Some (but not all) “core” concepts are summarized below:
Wiggle-room (relative to score-function for argument-step-networks)
Is it possible to generate high-scoring networks that argue for contradictory conclusions? If yes, then that means there is wiggle room.
Any score-function that robustly separates and leverages “good” human evaluations will have low wiggle-room. But the reverse is not true, as there also are other ways to achieve low wiggle-room.
Making it so that the way for a score-function to itself get a high score is to separate out “good” human evaluations
Some AIs would make score-functions, and they would try to make score-functions that get a high score (from the score-function score-function 🙃).
Score-functions would be required to have low wiggle-room. If constructed freely, score-functions could achieve low wiggle-room in a variety of ways. But with this alignment-methodology, the “space” of possible score-functions that can be proposed would be heavily restricted.
We’d want score-functions to achieve low wiggle-room by leveraging regularities for when human evaluators get things right. We’d do that by making it so that achieving low wiggle-room any other way either would be impossible, or result in a lower score.
Some of the tools that would be on our toolbox when restricting score-functions:
Giving complexity-penalty based on source code length (and have a low maximum limit for the amount of source code allowed)
Having predictions of human evaluations be done by external systems (that don’t add to the complexity-penalty)
Restricting the range of questions where human answers can be predicted
Making it so that source code must be constructed out of (something akin to) human-defined regular expressions, that define the confines of how the functions should work
Enforce modularity through a variety of means (making it so that no part of the score-function knows what the argument-network is about)
Wiggle-room (relative to score-function for score-functions)
Have we succeeded with making it so that, in order to maximize score, score-functions must robustly separate out “good” human evaluations?
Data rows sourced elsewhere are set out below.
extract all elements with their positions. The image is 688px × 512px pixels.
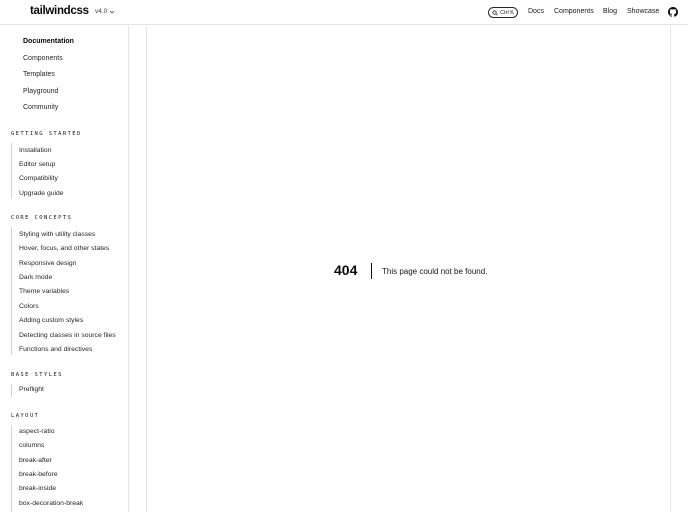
- sidebar: Documentation Components Templates Playg…: [0, 26, 129, 512]
- logo[interactable]: tailwindcss: [30, 5, 89, 17]
- error-code: 404: [334, 262, 358, 278]
- chevron-down-icon: [110, 10, 115, 13]
- sidebar-item-break-before[interactable]: break-before: [19, 471, 58, 478]
- sidebar-item-break-after[interactable]: break-after: [19, 457, 52, 464]
- nav-docs[interactable]: Docs: [528, 8, 544, 15]
- sidebar-item-styling-utility[interactable]: Styling with utility classes: [19, 231, 95, 238]
- sidebar-link-templates[interactable]: Templates: [23, 71, 55, 78]
- section-layout: aspect-ratio columns break-after break-b…: [11, 425, 83, 512]
- section-title-layout: LAYOUT: [11, 413, 40, 419]
- nav-blog[interactable]: Blog: [603, 8, 617, 15]
- sidebar-item-custom-styles[interactable]: Adding custom styles: [19, 317, 83, 324]
- search-button[interactable]: Ctrl K: [488, 7, 518, 18]
- sidebar-link-documentation[interactable]: Documentation: [23, 38, 74, 45]
- search-icon: [492, 9, 498, 16]
- sidebar-item-editor-setup[interactable]: Editor setup: [19, 161, 55, 168]
- sidebar-item-responsive[interactable]: Responsive design: [19, 260, 76, 267]
- sidebar-link-playground[interactable]: Playground: [23, 88, 58, 95]
- section-title-core-concepts: CORE CONCEPTS: [11, 215, 73, 221]
- nav-showcase[interactable]: Showcase: [627, 8, 659, 15]
- section-title-base-styles: BASE STYLES: [11, 372, 63, 378]
- sidebar-item-theme-variables[interactable]: Theme variables: [19, 288, 69, 295]
- version-label: v4.0: [95, 8, 108, 15]
- sidebar-item-aspect-ratio[interactable]: aspect-ratio: [19, 428, 55, 435]
- sidebar-item-compatibility[interactable]: Compatibility: [19, 175, 58, 182]
- sidebar-item-detecting-classes[interactable]: Detecting classes in source files: [19, 332, 116, 339]
- section-base-styles: Preflight: [11, 384, 44, 397]
- top-header: tailwindcss v4.0 Ctrl K Docs Components …: [0, 0, 688, 25]
- sidebar-item-dark-mode[interactable]: Dark mode: [19, 274, 52, 281]
- error-message: This page could not be found.: [382, 267, 488, 276]
- sidebar-item-break-inside[interactable]: break-inside: [19, 485, 56, 492]
- error-divider: [371, 263, 372, 279]
- section-title-getting-started: GETTING STARTED: [11, 131, 82, 137]
- sidebar-link-components[interactable]: Components: [23, 55, 63, 62]
- sidebar-item-box-decoration-break[interactable]: box-decoration-break: [19, 500, 83, 507]
- version-selector[interactable]: v4.0: [95, 8, 115, 15]
- content-left-border: [146, 26, 147, 512]
- github-icon[interactable]: [668, 7, 678, 17]
- sidebar-item-colors[interactable]: Colors: [19, 303, 39, 310]
- sidebar-link-community[interactable]: Community: [23, 104, 58, 111]
- nav-components[interactable]: Components: [554, 8, 594, 15]
- sidebar-item-preflight[interactable]: Preflight: [19, 386, 44, 393]
- search-shortcut: Ctrl K: [500, 9, 514, 16]
- content-right-border: [670, 26, 671, 512]
- sidebar-item-hover-focus[interactable]: Hover, focus, and other states: [19, 245, 109, 252]
- section-core-concepts: Styling with utility classes Hover, focu…: [11, 227, 116, 355]
- sidebar-item-functions-directives[interactable]: Functions and directives: [19, 346, 92, 353]
- sidebar-item-columns[interactable]: columns: [19, 442, 44, 449]
- section-getting-started: Installation Editor setup Compatibility …: [11, 143, 64, 199]
- sidebar-item-upgrade-guide[interactable]: Upgrade guide: [19, 190, 64, 197]
- sidebar-item-installation[interactable]: Installation: [19, 147, 52, 154]
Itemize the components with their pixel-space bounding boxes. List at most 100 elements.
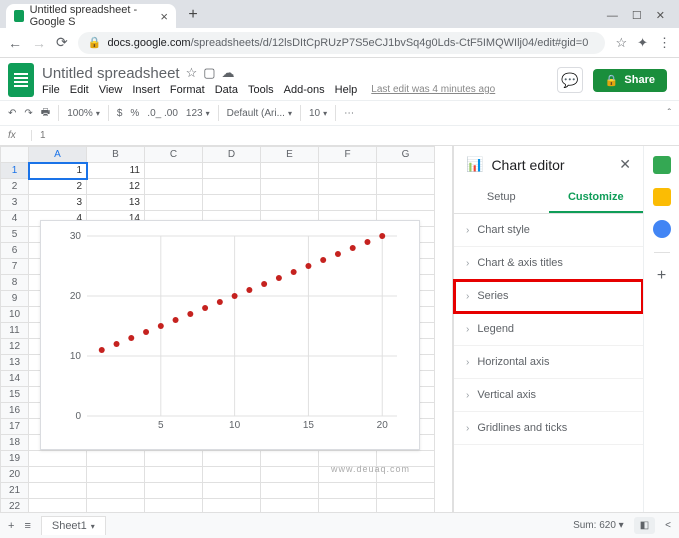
svg-text:5: 5 bbox=[158, 420, 164, 431]
back-icon[interactable]: ← bbox=[8, 35, 22, 51]
star-doc-icon[interactable]: ☆ bbox=[186, 65, 198, 81]
explore-button[interactable]: ◧ bbox=[634, 517, 655, 534]
menu-edit[interactable]: Edit bbox=[70, 84, 89, 96]
menu-help[interactable]: Help bbox=[335, 84, 358, 96]
chart-editor-sidebar: 📊 Chart editor ✕ Setup Customize ›Chart … bbox=[453, 146, 643, 512]
sheet-tab-menu-icon[interactable]: ▾ bbox=[91, 522, 95, 531]
chevron-right-icon: › bbox=[466, 390, 469, 401]
undo-icon[interactable]: ↶ bbox=[8, 108, 16, 119]
close-editor-icon[interactable]: ✕ bbox=[619, 156, 631, 173]
formula-value: 1 bbox=[40, 130, 46, 141]
side-panel-rail: + bbox=[643, 146, 679, 512]
section-legend[interactable]: ›Legend bbox=[454, 313, 643, 346]
browser-menu-icon[interactable]: ⋮ bbox=[658, 35, 671, 51]
share-button[interactable]: 🔒 Share bbox=[593, 69, 667, 92]
url-path: /spreadsheets/d/12lsDItCpRUzP7S5eCJ1bvSq… bbox=[191, 37, 589, 49]
comments-button[interactable]: 💬 bbox=[557, 67, 583, 93]
sheet-tab-bar: + ≡ Sheet1 ▾ Sum: 620 ▾ ◧ < bbox=[0, 512, 679, 538]
number-format-select[interactable]: 123▾ bbox=[186, 108, 210, 119]
formula-bar[interactable]: fx 1 bbox=[0, 126, 679, 146]
section-gridlines-and-ticks[interactable]: ›Gridlines and ticks bbox=[454, 412, 643, 445]
font-size-select[interactable]: 10▾ bbox=[309, 108, 327, 119]
currency-button[interactable]: $ bbox=[117, 108, 123, 119]
side-panel-toggle[interactable]: < bbox=[665, 520, 671, 531]
embedded-chart[interactable]: 01020305101520 bbox=[40, 220, 420, 450]
url-host: docs.google.com bbox=[107, 37, 190, 49]
collapse-toolbar-icon[interactable]: ˆ bbox=[668, 108, 671, 119]
redo-icon[interactable]: ↷ bbox=[24, 108, 32, 119]
add-sheet-button[interactable]: + bbox=[8, 520, 14, 532]
extension-icons: ☆ ✦ ⋮ bbox=[615, 35, 671, 51]
section-series[interactable]: ›Series bbox=[454, 280, 643, 313]
calendar-icon[interactable] bbox=[653, 156, 671, 174]
move-icon[interactable]: ▢ bbox=[203, 65, 215, 81]
chevron-right-icon: › bbox=[466, 357, 469, 368]
svg-text:20: 20 bbox=[377, 420, 389, 431]
chart-editor-title: Chart editor bbox=[491, 157, 564, 173]
svg-text:15: 15 bbox=[303, 420, 315, 431]
print-icon[interactable]: 🖶 bbox=[41, 105, 50, 122]
last-edit-link[interactable]: Last edit was 4 minutes ago bbox=[371, 84, 495, 95]
percent-button[interactable]: % bbox=[130, 108, 139, 119]
menu-format[interactable]: Format bbox=[170, 84, 205, 96]
menu-file[interactable]: File bbox=[42, 84, 60, 96]
svg-text:0: 0 bbox=[75, 411, 81, 422]
lock-icon: 🔒 bbox=[88, 36, 102, 49]
forward-icon[interactable]: → bbox=[32, 35, 46, 51]
svg-text:10: 10 bbox=[70, 351, 82, 362]
svg-text:20: 20 bbox=[70, 291, 82, 302]
share-label: Share bbox=[624, 74, 655, 86]
browser-titlebar: Untitled spreadsheet - Google S × + — ☐ … bbox=[0, 0, 679, 28]
sheet-tab-label: Sheet1 bbox=[52, 520, 87, 532]
chevron-right-icon: › bbox=[466, 423, 469, 434]
watermark: www.deuaq.com bbox=[331, 464, 410, 474]
sum-indicator[interactable]: Sum: 620 ▾ bbox=[573, 520, 624, 531]
section-chart-style[interactable]: ›Chart style bbox=[454, 214, 643, 247]
tab-customize[interactable]: Customize bbox=[549, 183, 644, 213]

Or is it possible to somehow sneak in bias in favor of specific conclusions, without the score-function getting a lower score as a result?
We can check that, by asking AIs to find high-scoring score-functions that allow for contradictory conclusions. If they are able to do that, then it’s possible to sneak in bias.
Let S be the set of possible score-functions that would be given a high score (by the score-function score-function in question)
Let A be the set of possible argument-step-networks that would be given a high score by ≥1 of the score-functions in S
If it’s possible to sneak bias into high-scoring score-functions, then there will be argument-step-networks in A that argue in favor of contradictory conclusions.